メルト歌詞考察

超有名なメルトは、疾走感のある明るい曲想なのに、歌詞の内容が失恋というか片想いの恋という感じの歌ですね。

奥手な女の子が主人公という印象ですが、断片的なシチュエーションだけで、どういう状況なのかよくわからないので、歌詞の考察をしてみました。
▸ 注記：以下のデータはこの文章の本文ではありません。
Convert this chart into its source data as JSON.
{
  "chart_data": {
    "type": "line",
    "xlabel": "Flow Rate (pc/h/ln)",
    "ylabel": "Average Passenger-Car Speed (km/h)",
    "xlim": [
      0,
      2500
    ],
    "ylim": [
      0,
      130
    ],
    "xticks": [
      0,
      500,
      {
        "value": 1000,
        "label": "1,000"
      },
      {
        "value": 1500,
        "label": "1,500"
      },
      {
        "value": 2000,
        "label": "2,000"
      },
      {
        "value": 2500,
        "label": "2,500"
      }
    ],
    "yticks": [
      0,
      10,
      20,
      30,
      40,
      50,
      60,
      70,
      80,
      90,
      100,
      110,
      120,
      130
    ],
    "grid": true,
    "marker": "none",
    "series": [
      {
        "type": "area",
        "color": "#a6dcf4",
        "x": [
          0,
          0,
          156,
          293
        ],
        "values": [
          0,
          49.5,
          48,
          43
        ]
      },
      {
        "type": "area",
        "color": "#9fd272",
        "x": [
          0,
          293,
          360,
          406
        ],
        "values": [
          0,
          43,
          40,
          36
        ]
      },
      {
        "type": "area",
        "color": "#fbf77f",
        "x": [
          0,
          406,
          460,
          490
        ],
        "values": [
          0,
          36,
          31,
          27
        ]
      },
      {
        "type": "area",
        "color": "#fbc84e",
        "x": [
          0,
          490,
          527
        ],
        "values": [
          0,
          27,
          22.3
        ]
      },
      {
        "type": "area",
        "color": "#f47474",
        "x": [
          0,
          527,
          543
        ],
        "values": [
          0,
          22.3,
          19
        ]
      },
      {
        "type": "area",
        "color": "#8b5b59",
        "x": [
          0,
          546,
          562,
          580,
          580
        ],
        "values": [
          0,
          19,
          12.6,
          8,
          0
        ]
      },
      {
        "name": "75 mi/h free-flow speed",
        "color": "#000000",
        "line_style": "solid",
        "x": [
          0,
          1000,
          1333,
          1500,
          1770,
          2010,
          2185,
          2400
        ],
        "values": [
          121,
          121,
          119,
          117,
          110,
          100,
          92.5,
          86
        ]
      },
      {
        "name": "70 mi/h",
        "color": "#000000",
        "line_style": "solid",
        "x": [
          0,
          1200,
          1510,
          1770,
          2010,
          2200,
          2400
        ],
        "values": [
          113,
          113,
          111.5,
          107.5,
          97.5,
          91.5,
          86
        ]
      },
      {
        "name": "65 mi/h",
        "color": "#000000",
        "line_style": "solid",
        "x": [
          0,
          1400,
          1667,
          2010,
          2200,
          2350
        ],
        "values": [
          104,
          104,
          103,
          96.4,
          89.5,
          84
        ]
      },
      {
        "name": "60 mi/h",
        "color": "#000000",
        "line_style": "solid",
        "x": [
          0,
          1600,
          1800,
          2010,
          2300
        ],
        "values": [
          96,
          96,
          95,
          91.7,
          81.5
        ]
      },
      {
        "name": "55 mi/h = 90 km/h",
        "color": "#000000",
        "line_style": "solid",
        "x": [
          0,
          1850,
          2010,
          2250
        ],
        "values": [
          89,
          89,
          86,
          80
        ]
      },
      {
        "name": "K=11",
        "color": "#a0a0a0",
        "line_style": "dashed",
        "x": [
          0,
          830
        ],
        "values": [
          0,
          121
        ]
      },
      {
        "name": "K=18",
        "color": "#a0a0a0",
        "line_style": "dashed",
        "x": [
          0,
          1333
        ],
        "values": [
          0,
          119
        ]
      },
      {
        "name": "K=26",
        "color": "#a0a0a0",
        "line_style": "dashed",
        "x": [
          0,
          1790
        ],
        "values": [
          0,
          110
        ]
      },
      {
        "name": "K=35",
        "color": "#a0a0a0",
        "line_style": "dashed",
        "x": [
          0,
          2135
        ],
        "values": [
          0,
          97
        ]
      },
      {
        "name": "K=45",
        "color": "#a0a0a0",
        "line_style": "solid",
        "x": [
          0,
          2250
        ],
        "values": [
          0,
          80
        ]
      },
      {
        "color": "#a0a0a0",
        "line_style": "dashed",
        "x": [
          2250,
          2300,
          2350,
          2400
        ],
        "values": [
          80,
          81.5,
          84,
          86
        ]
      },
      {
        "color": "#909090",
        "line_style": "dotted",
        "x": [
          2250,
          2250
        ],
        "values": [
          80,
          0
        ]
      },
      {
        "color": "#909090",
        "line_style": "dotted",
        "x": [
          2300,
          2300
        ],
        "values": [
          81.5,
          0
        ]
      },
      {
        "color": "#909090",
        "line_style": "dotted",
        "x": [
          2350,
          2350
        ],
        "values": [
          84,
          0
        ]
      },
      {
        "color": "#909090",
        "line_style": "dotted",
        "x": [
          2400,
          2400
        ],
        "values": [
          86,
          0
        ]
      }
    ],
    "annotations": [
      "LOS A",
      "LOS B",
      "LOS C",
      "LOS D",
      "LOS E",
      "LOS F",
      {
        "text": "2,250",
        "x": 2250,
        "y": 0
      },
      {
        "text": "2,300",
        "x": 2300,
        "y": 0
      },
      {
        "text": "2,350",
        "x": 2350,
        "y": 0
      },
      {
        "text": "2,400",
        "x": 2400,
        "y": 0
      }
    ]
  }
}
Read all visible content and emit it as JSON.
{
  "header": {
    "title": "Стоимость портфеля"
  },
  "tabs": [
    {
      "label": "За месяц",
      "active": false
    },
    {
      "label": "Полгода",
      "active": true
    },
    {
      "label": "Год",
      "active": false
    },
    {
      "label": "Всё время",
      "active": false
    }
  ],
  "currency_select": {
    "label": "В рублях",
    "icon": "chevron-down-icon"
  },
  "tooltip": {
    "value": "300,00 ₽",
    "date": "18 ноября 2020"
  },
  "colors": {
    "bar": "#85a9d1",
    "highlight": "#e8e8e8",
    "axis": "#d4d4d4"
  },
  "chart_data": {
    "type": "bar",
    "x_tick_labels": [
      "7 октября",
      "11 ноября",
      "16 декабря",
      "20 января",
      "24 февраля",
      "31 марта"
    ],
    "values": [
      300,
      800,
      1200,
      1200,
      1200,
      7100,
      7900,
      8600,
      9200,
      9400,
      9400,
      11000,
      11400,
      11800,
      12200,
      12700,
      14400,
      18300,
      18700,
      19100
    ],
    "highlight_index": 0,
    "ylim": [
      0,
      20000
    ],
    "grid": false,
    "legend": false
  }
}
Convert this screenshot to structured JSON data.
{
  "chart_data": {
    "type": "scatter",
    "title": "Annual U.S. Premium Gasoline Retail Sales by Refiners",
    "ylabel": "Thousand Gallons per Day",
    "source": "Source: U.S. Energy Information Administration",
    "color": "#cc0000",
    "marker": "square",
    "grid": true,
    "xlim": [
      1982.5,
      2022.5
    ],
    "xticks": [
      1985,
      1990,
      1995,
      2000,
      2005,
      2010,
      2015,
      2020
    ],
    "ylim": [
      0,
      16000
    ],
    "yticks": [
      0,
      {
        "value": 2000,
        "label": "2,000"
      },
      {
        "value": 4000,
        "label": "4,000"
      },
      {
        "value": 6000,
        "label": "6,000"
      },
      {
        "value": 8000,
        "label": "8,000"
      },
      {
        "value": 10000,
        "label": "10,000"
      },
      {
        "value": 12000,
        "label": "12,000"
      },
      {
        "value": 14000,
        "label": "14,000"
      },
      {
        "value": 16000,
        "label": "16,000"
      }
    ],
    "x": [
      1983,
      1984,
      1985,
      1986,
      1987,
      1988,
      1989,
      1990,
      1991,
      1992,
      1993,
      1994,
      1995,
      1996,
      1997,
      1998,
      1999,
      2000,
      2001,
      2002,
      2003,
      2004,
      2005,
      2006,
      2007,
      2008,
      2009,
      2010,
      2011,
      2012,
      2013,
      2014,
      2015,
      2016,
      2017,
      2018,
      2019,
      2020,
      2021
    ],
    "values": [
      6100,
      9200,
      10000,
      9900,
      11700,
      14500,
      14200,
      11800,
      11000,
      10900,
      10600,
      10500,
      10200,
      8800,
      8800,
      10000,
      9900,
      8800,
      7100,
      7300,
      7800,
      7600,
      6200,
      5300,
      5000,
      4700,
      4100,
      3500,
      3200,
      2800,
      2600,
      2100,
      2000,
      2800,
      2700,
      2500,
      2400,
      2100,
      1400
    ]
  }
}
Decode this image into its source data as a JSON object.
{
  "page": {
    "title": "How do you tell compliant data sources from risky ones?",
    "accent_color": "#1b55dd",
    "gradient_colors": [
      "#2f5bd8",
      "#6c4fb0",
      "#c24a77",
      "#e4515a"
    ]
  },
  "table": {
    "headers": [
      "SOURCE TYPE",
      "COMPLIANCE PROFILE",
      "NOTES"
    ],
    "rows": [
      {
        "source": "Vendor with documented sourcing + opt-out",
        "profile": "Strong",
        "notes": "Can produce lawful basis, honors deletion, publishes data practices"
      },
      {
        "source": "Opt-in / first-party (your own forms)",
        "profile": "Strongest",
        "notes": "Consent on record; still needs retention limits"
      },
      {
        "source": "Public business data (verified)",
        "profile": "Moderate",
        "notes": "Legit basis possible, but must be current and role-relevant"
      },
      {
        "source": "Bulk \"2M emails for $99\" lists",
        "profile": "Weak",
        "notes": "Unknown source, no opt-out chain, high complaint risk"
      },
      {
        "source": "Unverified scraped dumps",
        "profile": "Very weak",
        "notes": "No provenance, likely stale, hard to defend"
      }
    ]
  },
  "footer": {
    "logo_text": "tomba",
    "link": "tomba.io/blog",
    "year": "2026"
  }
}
初見での聞いた感想は、断片的なシチュエーションしかないので意味不明でしたが、
最近、ニコ生で「とらドラ」というアニメを見て、大河と実乃梨の関係を見ているとメルトの歌詞を連想しました。
元は友人関係だったのが、親友の為に身を引く三角関係のうちのひとりの視点に思えます。
メルトが好きな人はとても多いようですが、このような実体験があるか、10代の二人の女の子が一人の男を好きになるという三角関係を描いた物語を重ねてるのではないかと思います。

朝目が覚めて、真っ先に思い浮かぶ、君のこと

あとの歌詞で「出かける」「今日の私はかわいいのよ」などの言葉から、デートに行く日の朝のように見えます。
でも「好きだと言えない」という言葉もあるので、そこまでの関係ではないはずです。

思い切って前髪を切った、「どうしたの?」って聞かれたくて

前髪を切って変化に気づくことを期待するということは、毎日のように顔を合わせている関係のはずです。
この歌詞の主人公は、とらドラの櫛枝実乃梨に似ていると思います。

ピンクのスカート お花の髪飾り 差して出かけるの
今日の私は かわいいのよ!

ピンクのスカート、花の髪飾りを差して自分をかわいく見せたいと考えるのは、10代の発想だろうと思えます。
毎日顔を合わせてて10代ということは中高生でしょう。

メルト 溶けてしまいそう
好きだなんて 絶対にいえない……
だけど

「絶対に」ということは、相応の理由があるはず。
自分が告白すると友人との関係が壊れてしまうという意味に思えます。
告白しなければ今の人間関係を維持できて、好きな「君」のそばにいられる、という打算にも思えます。

メルト 目も合わせられない
恋に恋なんてしないわ わたし
だって君のことが
……好きなの

歌詞だけ見ると、恋に恋しているとしか思えないんですが、親友と同じ人を好きになってしまったと解釈すると、自分の本心を確信しているという意味でしょう。

天気予報が ウソをついた
土砂降りの雨が降る

雨が降ったことを「天気予報がウソをついた」と表現しているってことは、晴れて欲しかったのでしょう。
「君」と会える最後の日なので、晴れて欲しかったのかも。

カバンに入れたままの
オリタタミ傘 うれしくない
ためいきをついた
そんなとき

なので、傘を持ってきたのが嬉しくないんでしょうね。
10代の女の子が折り畳み傘が入るような大きさのカバンを持っていて、
しかも入れたままだったのは、中高生の登下校を思わせますが、
ピンクのスカートを履いてるので、私服通学できる学校でしょうか。

「しょうがないから入ってやる」なんて
隣にいる きみが笑う

本当は相合傘をしたいのにそれを素直に言えず、
「しょうがない」と言い訳をしたように見えます。
「君」も主人公のことが好きなのかも。

恋に落ちる音がした

「恋に落ちる」と先ほどの「しょうがない」というセリフを合わせて考えると、ここで両想いだと察したという意味でしょうか。

メルト 息がつまりそう
君に触れてる右手が 震える
高鳴る胸 はんぶんこの傘
手を伸ばせば届く距離 どうしよう……!

両想いだと気づいた喜びで「息がつまりそう」「右手が震える」のでしょう。
「どうしよう……!」とは、告白するか迷っているんだと思います。
「手を伸ばせば届く距離」は、
「手を伸ばせば」=告白すれば
「届く」=告白が成功する
という風に心情を投影しているように思えます。

想いよ届け君に

自分が告白せずとも、本当は好きだと気づいて欲しいのでしょう。
三角関係だとすると、男のほうに友人関係を壊さずに解決できるうまい対応を期待してるはずです。

お願い時間を止めて 泣きそうなの
でも嬉しくて 死んでしまうわ!
メルト 駅に着いてしまう……
もう会えない 近くて遠いよ だから

二人は駅で別れるようで、中高生の下校シーンを思わせます。
もう会えないのは、親友の為に身を引く決意をしたという意味でしょうか。

メルト 手をつないで歩きたい!
もうバイバイしなくちゃいけないの?
今すぐ わたしを抱きしめて!

このへんは主人公の明け透けな本音でしょうね。

……なんてね

一見、恋に恋する思春期の女の子の、一種の夢オチ妄想オチのように見えます。
親友との間の三角関係だとすると、親友の為に身を引いたことで傷心を軽く受け止めようとしているようにも見えます。